If this is your first intercourse experience and not the first time for your partner, you should be on top. Being on top will allow you to control the depth of penetration, the angle, the speed, and most of the movement. If you’ve never been penetrated by another person before you may be nervous about it and tense up, this can make penetration painful. If you’re in completely control of the action it can ease some of the tension. If it’s the first time for both of you maybe you can talk about who is more nervous, and they get to be on top first (you can switch later).
9. Use lubricant.
You might find it awkward to bring this up the first time, but using a personal lubricantcan really help increase the pleasure of first time intercourse. Particularly for women, if you’re feeling tense and nervous your pelvic and vaginal muscles may be tense which can make penetration more difficult and painful. Also, if you’re nervous you may not be producing as much natural vaginal lubrication. In both cases, adding some lube can help in making everything more comfortable, and hopefully more pleasurable.

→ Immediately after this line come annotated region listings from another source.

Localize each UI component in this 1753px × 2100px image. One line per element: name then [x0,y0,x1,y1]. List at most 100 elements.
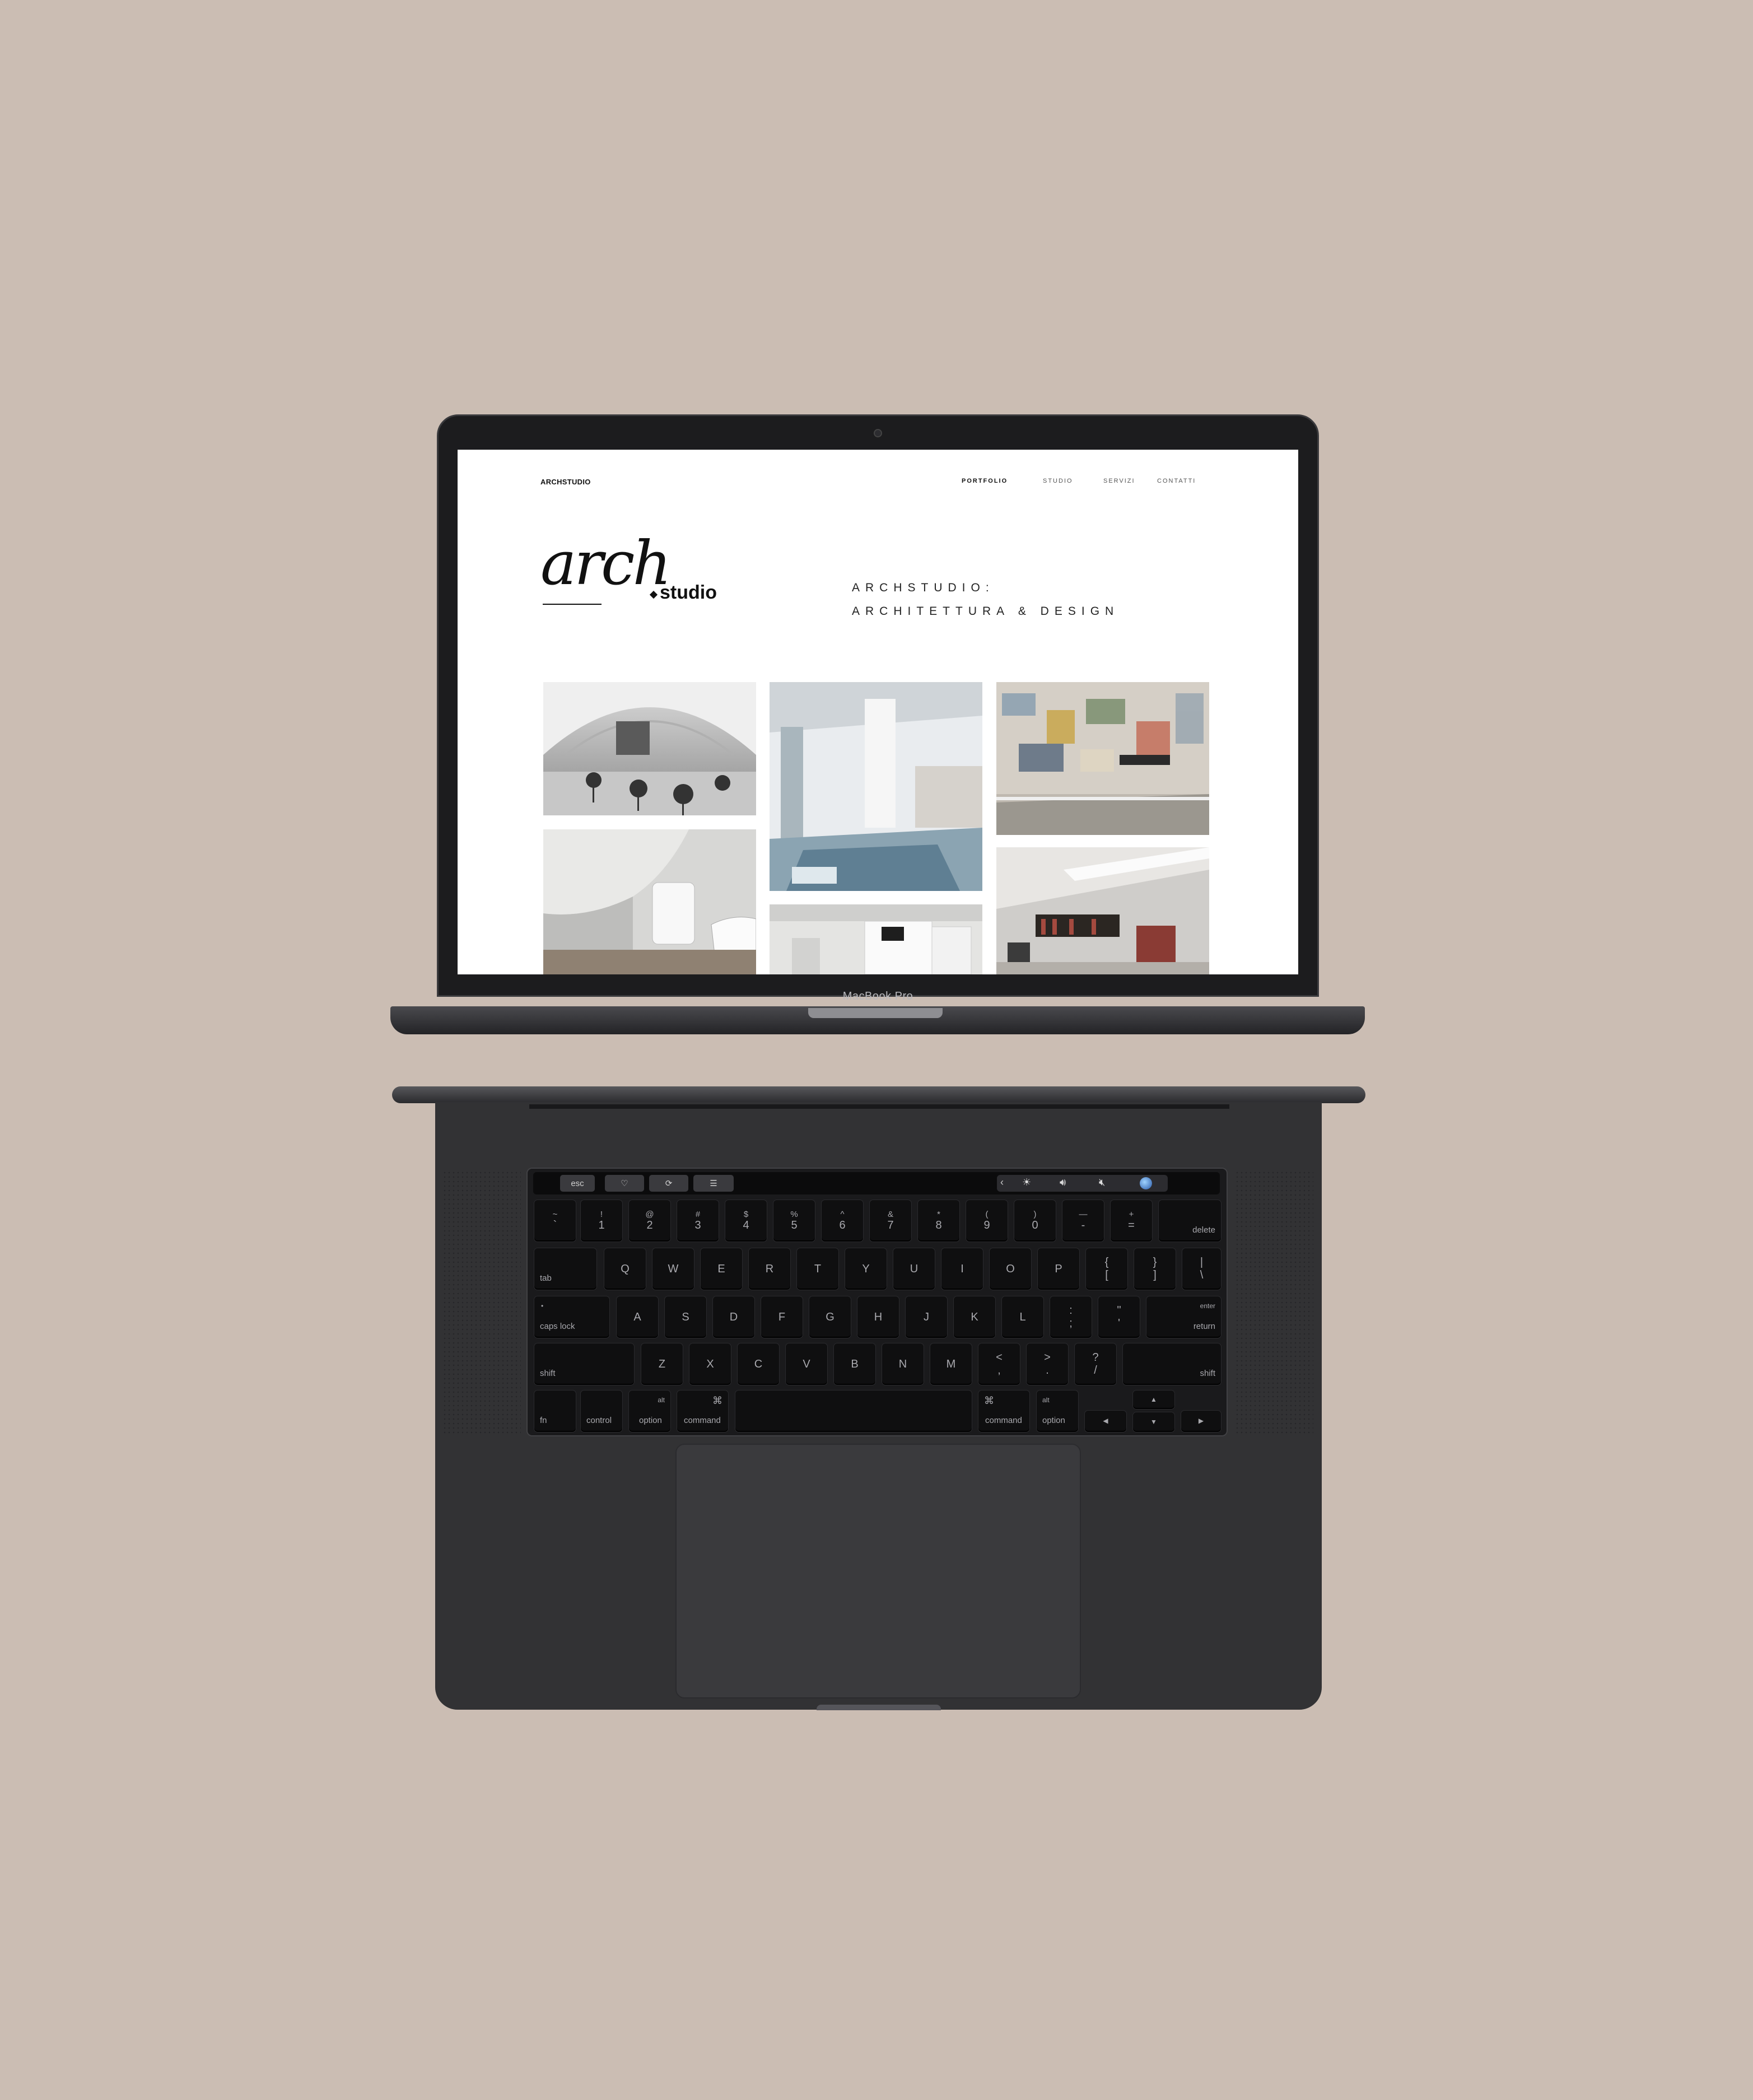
portfolio-tile-vaulted-cafe[interactable] [543,682,756,815]
key-left-option[interactable]: alt option [628,1390,671,1432]
key-b[interactable]: B [833,1343,876,1385]
key-left-bracket-bottom: [ [1105,1269,1108,1281]
key-9[interactable]: (9 [966,1200,1008,1242]
nav-servizi[interactable]: SERVIZI [1103,478,1135,484]
key-3[interactable]: #3 [677,1200,719,1242]
key-o[interactable]: O [989,1248,1032,1290]
touchbar-brightness-icon[interactable]: ☀ [1022,1177,1031,1188]
key-left-command[interactable]: ⌘ command [677,1390,729,1432]
key-grave-bottom: ` [553,1219,557,1232]
key-h[interactable]: H [857,1296,899,1338]
key-g[interactable]: G [809,1296,851,1338]
key-x[interactable]: X [689,1343,731,1385]
touchbar-esc-key[interactable]: esc [560,1175,595,1192]
key-right-command[interactable]: ⌘ command [978,1390,1030,1432]
key-arrow-down[interactable]: ▼ [1132,1412,1175,1432]
key-space[interactable] [735,1390,972,1432]
key-delete[interactable]: delete [1158,1200,1221,1242]
nav-studio[interactable]: STUDIO [1043,478,1073,484]
key-f[interactable]: F [761,1296,803,1338]
key-q[interactable]: Q [604,1248,646,1290]
key-i[interactable]: I [941,1248,983,1290]
portfolio-tile-bathroom[interactable] [543,829,756,974]
key-l[interactable]: L [1001,1296,1044,1338]
key-grave[interactable]: ~ ` [534,1200,576,1242]
key-backslash-bottom: \ [1200,1269,1204,1281]
key-right-bracket[interactable]: }] [1134,1248,1176,1290]
key-c[interactable]: C [737,1343,780,1385]
key-quote[interactable]: " ' [1098,1296,1140,1338]
key-right-option-label: option [1042,1416,1065,1425]
site-brand[interactable]: ARCHSTUDIO [540,478,591,486]
key-y[interactable]: Y [845,1248,887,1290]
key-return[interactable]: enter return [1146,1296,1221,1338]
key-arrow-left[interactable]: ◀ [1084,1410,1127,1432]
key-j[interactable]: J [905,1296,948,1338]
key-left-bracket[interactable]: {[ [1085,1248,1128,1290]
key-right-shift[interactable]: shift [1122,1343,1221,1385]
key-2-top: @ [645,1209,654,1219]
key-4[interactable]: $4 [725,1200,767,1242]
key-p[interactable]: P [1037,1248,1080,1290]
touchbar-control-strip[interactable]: ‹ ☀ 🔊︎ 🔇︎ [997,1175,1168,1192]
key-tab[interactable]: tab [534,1248,597,1290]
key-control[interactable]: control [580,1390,623,1432]
touchbar-volume-icon[interactable]: 🔊︎ [1060,1177,1066,1188]
touchbar-rotate-icon[interactable]: ⟳ [649,1175,688,1192]
key-m[interactable]: M [930,1343,972,1385]
key-period[interactable]: >. [1026,1343,1069,1385]
touchbar-siri-icon[interactable] [1140,1177,1152,1189]
key-a[interactable]: A [616,1296,659,1338]
portfolio-tile-white-kitchen[interactable] [770,904,982,974]
key-e[interactable]: E [700,1248,743,1290]
key-n[interactable]: N [882,1343,924,1385]
caps-lock-indicator-icon: • [541,1302,544,1310]
key-u[interactable]: U [893,1248,935,1290]
key-right-option[interactable]: alt option [1036,1390,1079,1432]
key-v[interactable]: V [785,1343,828,1385]
key-5[interactable]: % 5 [773,1200,815,1242]
key-arrow-up[interactable]: ▲ [1132,1390,1175,1410]
key-t[interactable]: T [796,1248,839,1290]
key-3-bottom: 3 [694,1219,701,1232]
key-0-bottom: 0 [1032,1219,1038,1232]
touchbar-mute-icon[interactable]: 🔇︎ [1099,1177,1105,1188]
key-comma[interactable]: <, [978,1343,1020,1385]
key-arrow-right[interactable]: ▶ [1181,1410,1221,1432]
key-2[interactable]: @2 [628,1200,671,1242]
key-left-shift[interactable]: shift [534,1343,635,1385]
portfolio-tile-bright-atrium[interactable] [770,682,982,891]
touch-bar[interactable]: esc ♡ ⟳ ☰ ‹ ☀ 🔊︎ 🔇︎ [533,1172,1220,1194]
key-slash-top: ? [1092,1351,1099,1364]
key-0[interactable]: ) 0 [1014,1200,1056,1242]
key-k[interactable]: K [953,1296,996,1338]
key-equals-top: + [1129,1209,1134,1219]
touchbar-heart-icon[interactable]: ♡ [605,1175,644,1192]
key-fn-label: fn [540,1416,547,1425]
key-w[interactable]: W [652,1248,694,1290]
nav-contatti[interactable]: CONTATTI [1157,478,1196,484]
key-6[interactable]: ^ 6 [821,1200,864,1242]
nav-portfolio[interactable]: PORTFOLIO [962,478,1008,484]
key-8[interactable]: * 8 [917,1200,960,1242]
touchbar-expand-icon[interactable]: ‹ [1000,1177,1004,1188]
trackpad[interactable] [675,1444,1081,1698]
key-slash[interactable]: ? / [1074,1343,1117,1385]
key-fn[interactable]: fn [534,1390,576,1432]
portfolio-tile-attic-bookshelf[interactable] [996,847,1209,974]
key-7[interactable]: & 7 [869,1200,912,1242]
key-1[interactable]: ! 1 [580,1200,623,1242]
key-semicolon[interactable]: :; [1050,1296,1092,1338]
key-caps-lock[interactable]: • caps lock [534,1296,610,1338]
key-backslash[interactable]: | \ [1182,1248,1221,1290]
key-r[interactable]: R [748,1248,791,1290]
key-equals[interactable]: + = [1110,1200,1153,1242]
site-logo[interactable]: arch studio [540,534,725,612]
touchbar-sliders-icon[interactable]: ☰ [693,1175,734,1192]
key-minus[interactable]: — - [1062,1200,1104,1242]
key-minus-top: — [1079,1209,1088,1219]
key-d[interactable]: D [712,1296,755,1338]
key-z[interactable]: Z [641,1343,683,1385]
key-s[interactable]: S [664,1296,707,1338]
portfolio-tile-poster-wall[interactable] [996,682,1209,835]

10. Avoid drugs and alcohol.
Both drugs and alcohol get in the way of you paying attention to what’s happening in your body, particularly if you have too much of either. The first time you have intercourse you want to know how it feels. If it hurts that’s your body’s cue telling you to stop, or try something else. And if it feels awesome you don’t want that to be numbed either. Drugs and alcohol are obviously part of a lot of people’s sex lives, but it’s highly recommended that when doing anything for the first time, do it sober.
11. Use protection and contraception.
Worries about pregnancy and sexually transmitted diseases can seriously inhibit your ability to relax and feel pleasure during intercourse. If you’re also worried about having to negotiate with your partner about using condoms and (if you’re having intercourse with a woman) a second form of birth control, it can make you more tense and nervous. The best way to reduce the impact of these issues is to talk about it way before having intercourse.
12. Talk first.
You can do this as a theoretical conversation, starting off with something like “let say we were ever going to have intercourse, how would we deal with contraception and STD protection?” If you’re a guy and planning on having intercourse with a woman this can seriously work to your advantage. There are so many stereotypes about men not caring about protection, that raising it can feel like an extra special gesture (even though it’s something you should always care about as much as your partner, since STDs don’t discriminate).